Growing the Mobile App Store Business

Inspiration

We live in a world where the media is significantly influential in our life. The emergence of smartphones and laptops further triggers the media's impact. Mobile applications designed by brilliant engineers have empowered us to have a more convenient life. However, many mobile apps offer similar products and have fierce competition, so it is important for app designers and providers to know users' habits to better find and serve their target consumers. Thus, we are particularly interested in analyzing user's habits among different brands (i.e., Apple, Samsung, and Blackberry, etc.), and whether a significant difference exists between users using different brands.

What it does

Our goal is 1) to help app stores better advertise their apps through four steps of app download: when, why, how, what. Based on the data given, we discover some patterns of user habits and give app developers and providers useful suggestions accordingly. For example, we find out that games, social networking, utilities, weather, music are generally the top five types of apps that people will download. We then recommend app stores push apps to their customers based on this pattern. 2) to help the app store better advertise the store itself and its corresponding mobile phone brand. We build construct two models, SVM linear model and 4 layers neural network nonlinear model, to predict what mobile phone brand people are using based on their demographic information. As a result, Apple, Blackberry, Android, Nokia, and Samsung happen to be the top five phone brands that people prefer the most. These two models can help app stores to better target their customers based on individuals’ demographic information, and so can advertise their phones with higher efficiency.

How we built it

We first use Python to read the data and do some data cleaning to choose the variables we are particularly interested in. Then we export the dataset to R studio to do some exploratory data analysis. Using R, we then plot the data to analyze users' habits for each of the five App stores. Based on the pattern from users' feedback, we come up with some suggestions for App stores and providers to better serve their current customers. Besides, given the large amount of data, we also use python to do the modeling, which predicts user's preference of phone brands based on their Gender, Age, Marital status, Occupation, income, etc. In this way, we are able to further identify potential customers for different kinds of mobile applications. Thus, the app stores may use our model to better recommend products to their users according to their profiles.

Challenges we ran into

In the beginning, the diverse survey questions were hard to tackle with a generalized topic for us to further explore, but we fixed such problems by separating out 4 steps of app downloading. When constructing two models (one linear and one non-linear), we modified the parameters of the 4-layer neural network several times in order to achieve a higher accuracy. However, after modifying for more than 10 times, we found that the accuracies of both models were still around 40%. We then discussed possible reasons behind this problem, and we concluded that it might be due to the unbalanced nature of the original dataset.

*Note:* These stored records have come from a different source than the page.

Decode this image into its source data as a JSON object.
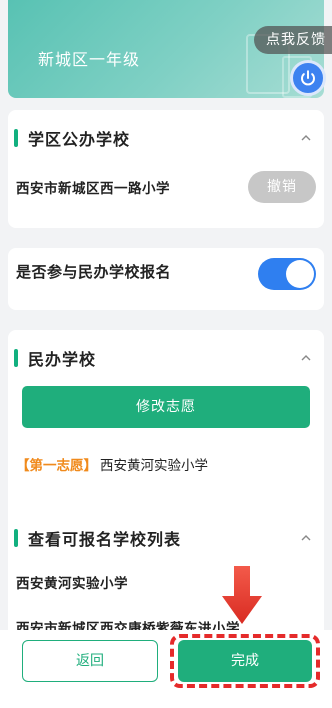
{
  "banner": {
    "title": "新城区一年级"
  },
  "feedback": {
    "label": "点我反馈"
  },
  "public_section": {
    "title": "学区公办学校",
    "school": "西安市新城区西一路小学",
    "cancel_label": "撤销"
  },
  "private_toggle": {
    "label": "是否参与民办学校报名",
    "enabled": true
  },
  "private_section": {
    "title": "民办学校",
    "modify_label": "修改志愿",
    "first_choice_tag": "【第一志愿】",
    "first_choice_school": "西安黄河实验小学"
  },
  "available_section": {
    "title": "查看可报名学校列表",
    "schools": [
      "西安黄河实验小学",
      "西安市新城区西交康桥紫薇东进小学"
    ]
  },
  "footer": {
    "back_label": "返回",
    "done_label": "完成"
  },
  "colors": {
    "primary": "#1fae7c",
    "toggle_on": "#2f7ff0",
    "tag": "#f08a1c",
    "annotation": "#e52a2a"
  }
}
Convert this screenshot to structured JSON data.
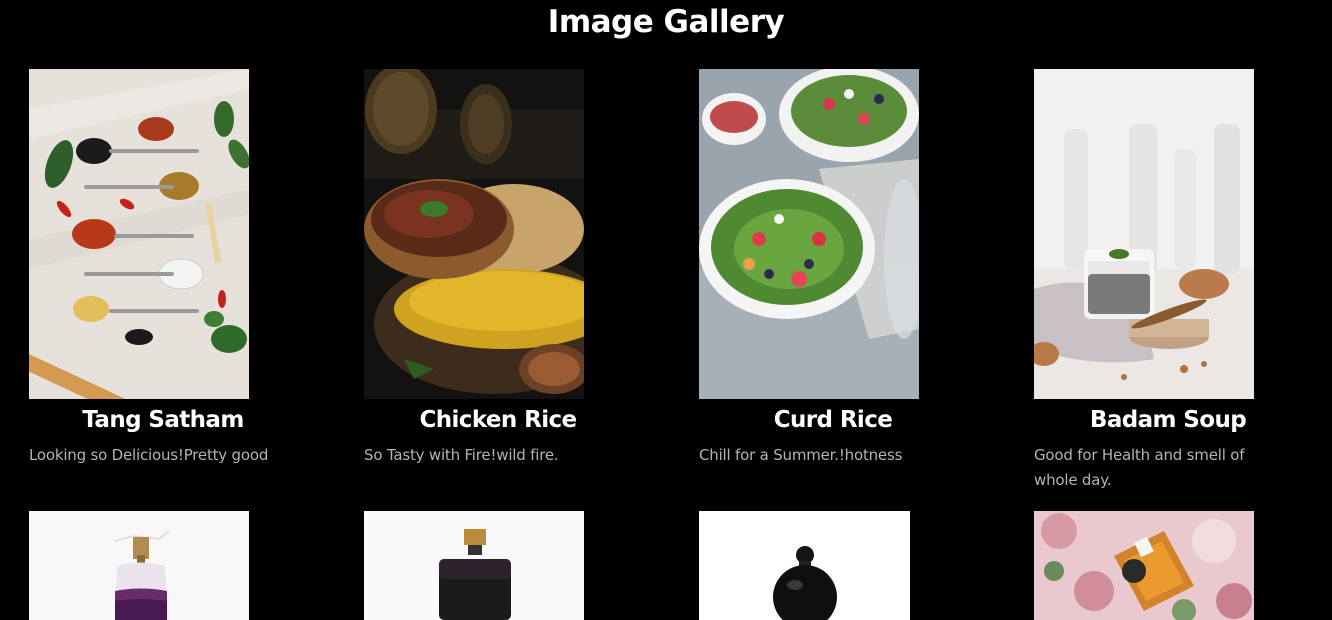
{
  "gallery": {
    "title": "Image Gallery",
    "items": [
      {
        "name": "Tang Satham",
        "description": "Looking so Delicious!Pretty good"
      },
      {
        "name": "Chicken Rice",
        "description": "So Tasty with Fire!wild fire."
      },
      {
        "name": "Curd Rice",
        "description": "Chill for a Summer.!hotness"
      },
      {
        "name": "Badam Soup",
        "description": "Good for Health and smell of whole day."
      }
    ]
  },
  "icons": [
    "spices-photo",
    "curry-rice-photo",
    "salad-photo",
    "chia-pudding-photo",
    "perfume-purple-photo",
    "perfume-black-photo",
    "perfume-round-photo",
    "perfume-floral-photo"
  ]
}
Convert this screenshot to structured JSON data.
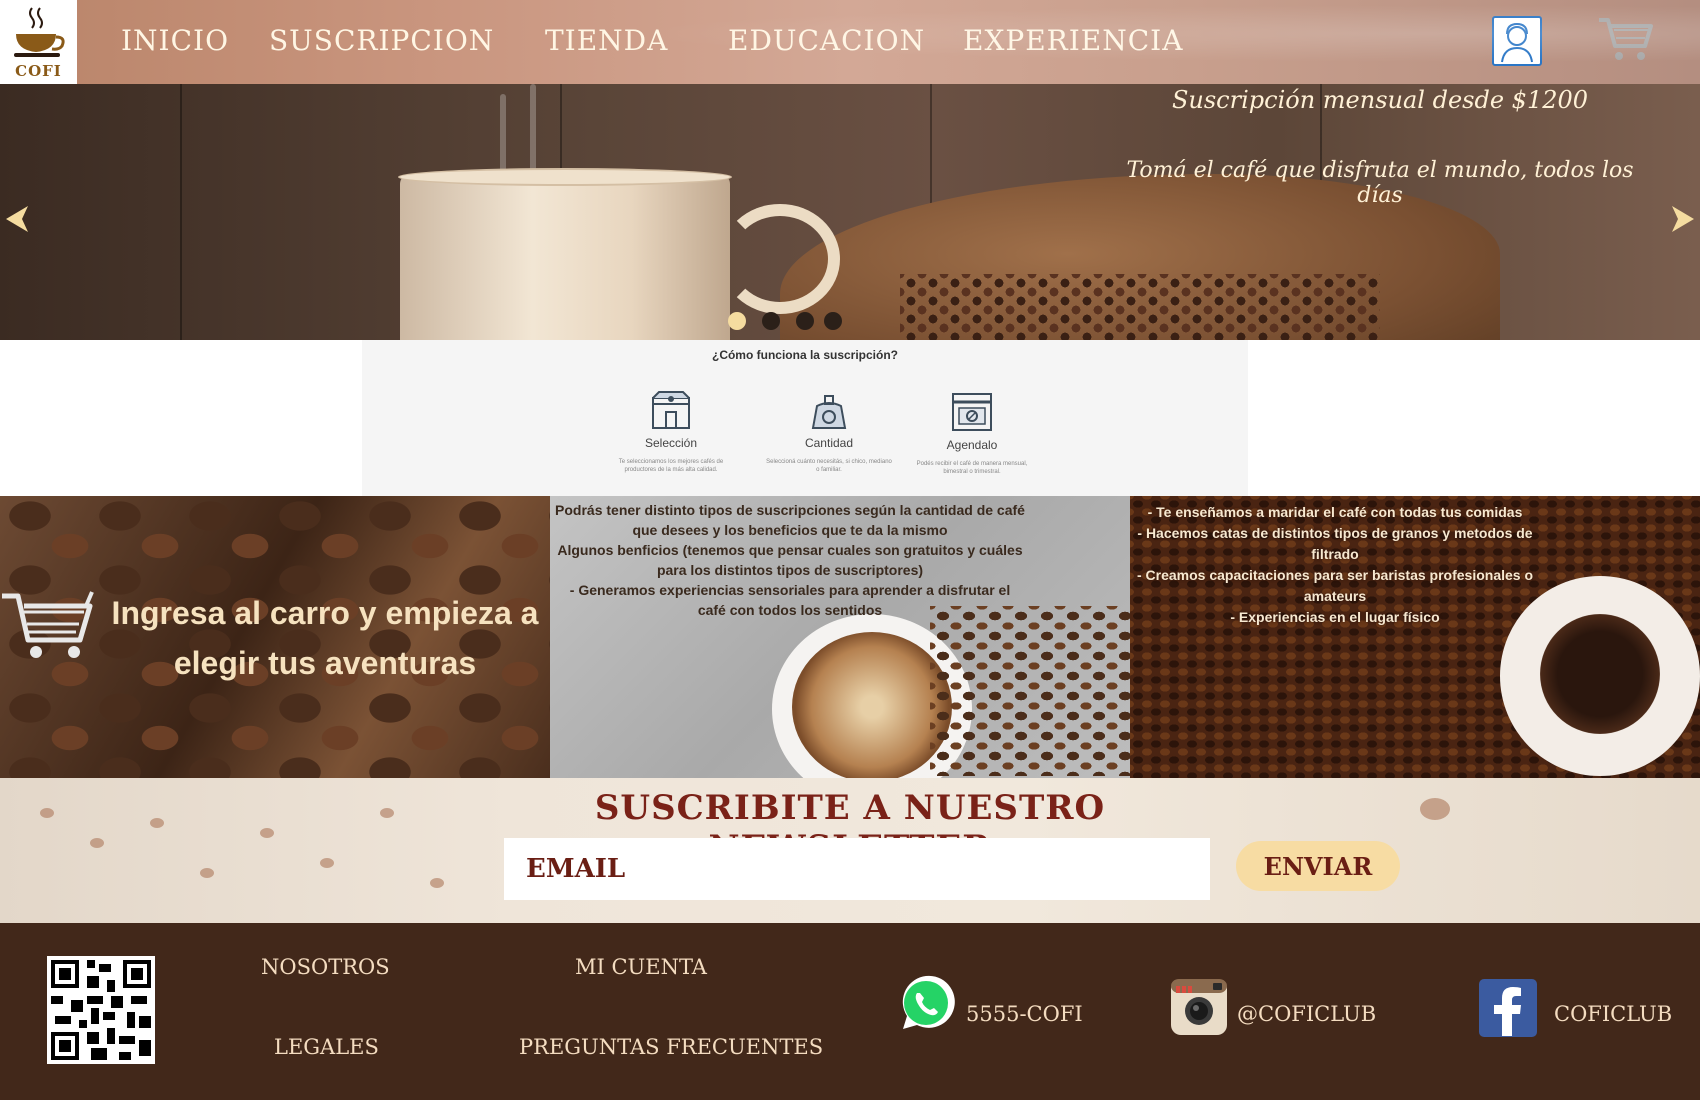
{
  "brand": {
    "name": "COFI"
  },
  "nav": {
    "items": [
      {
        "label": "INICIO"
      },
      {
        "label": "SUSCRIPCION"
      },
      {
        "label": "TIENDA"
      },
      {
        "label": "EDUCACION"
      },
      {
        "label": "EXPERIENCIA"
      }
    ],
    "icons": [
      "user-icon",
      "cart-icon"
    ]
  },
  "hero": {
    "promo_line_1": "Suscripción mensual desde $1200",
    "promo_line_2": "Tomá el café que disfruta el mundo, todos los días",
    "slides_total": 4,
    "active_slide": 1
  },
  "how_it_works": {
    "title": "¿Cómo funciona la suscripción?",
    "steps": [
      {
        "title": "Selección",
        "description": "Te seleccionamos los mejores cafés de productores de la más alta calidad.",
        "icon": "store-icon"
      },
      {
        "title": "Cantidad",
        "description": "Seleccioná cuánto necesitás, si chico, mediano o familiar.",
        "icon": "scale-icon"
      },
      {
        "title": "Agendalo",
        "description": "Podés recibir el café de manera mensual, bimestral o trimestral.",
        "icon": "calendar-icon"
      }
    ]
  },
  "panels": {
    "cart": {
      "title": "Ingresa al carro y empieza a elegir tus aventuras"
    },
    "info": {
      "lines": [
        "Podrás tener distinto tipos de suscripciones según la cantidad de café que desees y los beneficios que te da la mismo",
        "Algunos benficios (tenemos que pensar cuales son gratuitos y cuáles para los distintos tipos de suscriptores)",
        "- Generamos experiencias sensoriales para aprender a disfrutar el café con todos los sentidos"
      ]
    },
    "experience": {
      "lines": [
        "- Te enseñamos a maridar el café con todas tus comidas",
        "- Hacemos catas de distintos tipos de granos y metodos de filtrado",
        "- Creamos capacitaciones para ser baristas profesionales o amateurs",
        "- Experiencias en el lugar físico"
      ]
    }
  },
  "newsletter": {
    "title": "SUSCRIBITE A NUESTRO NEWSLETTER",
    "email_placeholder": "EMAIL",
    "send_label": "ENVIAR"
  },
  "footer": {
    "links": [
      {
        "label": "NOSOTROS"
      },
      {
        "label": "MI CUENTA"
      },
      {
        "label": "LEGALES"
      },
      {
        "label": "PREGUNTAS FRECUENTES"
      }
    ],
    "social": [
      {
        "icon": "whatsapp-icon",
        "text": "5555-COFI",
        "color": "#25d366"
      },
      {
        "icon": "instagram-icon",
        "text": "@COFICLUB",
        "color": "#8a6a4e"
      },
      {
        "icon": "facebook-icon",
        "text": "COFICLUB",
        "color": "#3b5ba0"
      }
    ]
  },
  "colors": {
    "nav_text": "#fff6e4",
    "accent_red": "#7a2218",
    "button_bg": "#f7dca3",
    "footer_bg": "#42281a"
  }
}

Accomplishments that we're proud of

We generally contribute two impacts to the app store and its corresponding mobile phone brands with both visualization skills along with data analysis and model construction from machine learnings.

What we learned

When there are numerous outcomes on both the x-axis and y-axis of a graph, we have learned to provide analysis based on heat maps with percentages to have a more direct visualization. Also, we learned to apply the SVM model and neural networks models with 4 layers from machine learning classes. Such a real-world application is invaluable. Moreover, maximization of resource utilization is another important lesson that the Boom Shaka Laka team has realized. In specific, during our group brainstorm, we split one mobile phone user survey into two parts so that we can explore them separately and generate more results and thus more impacts.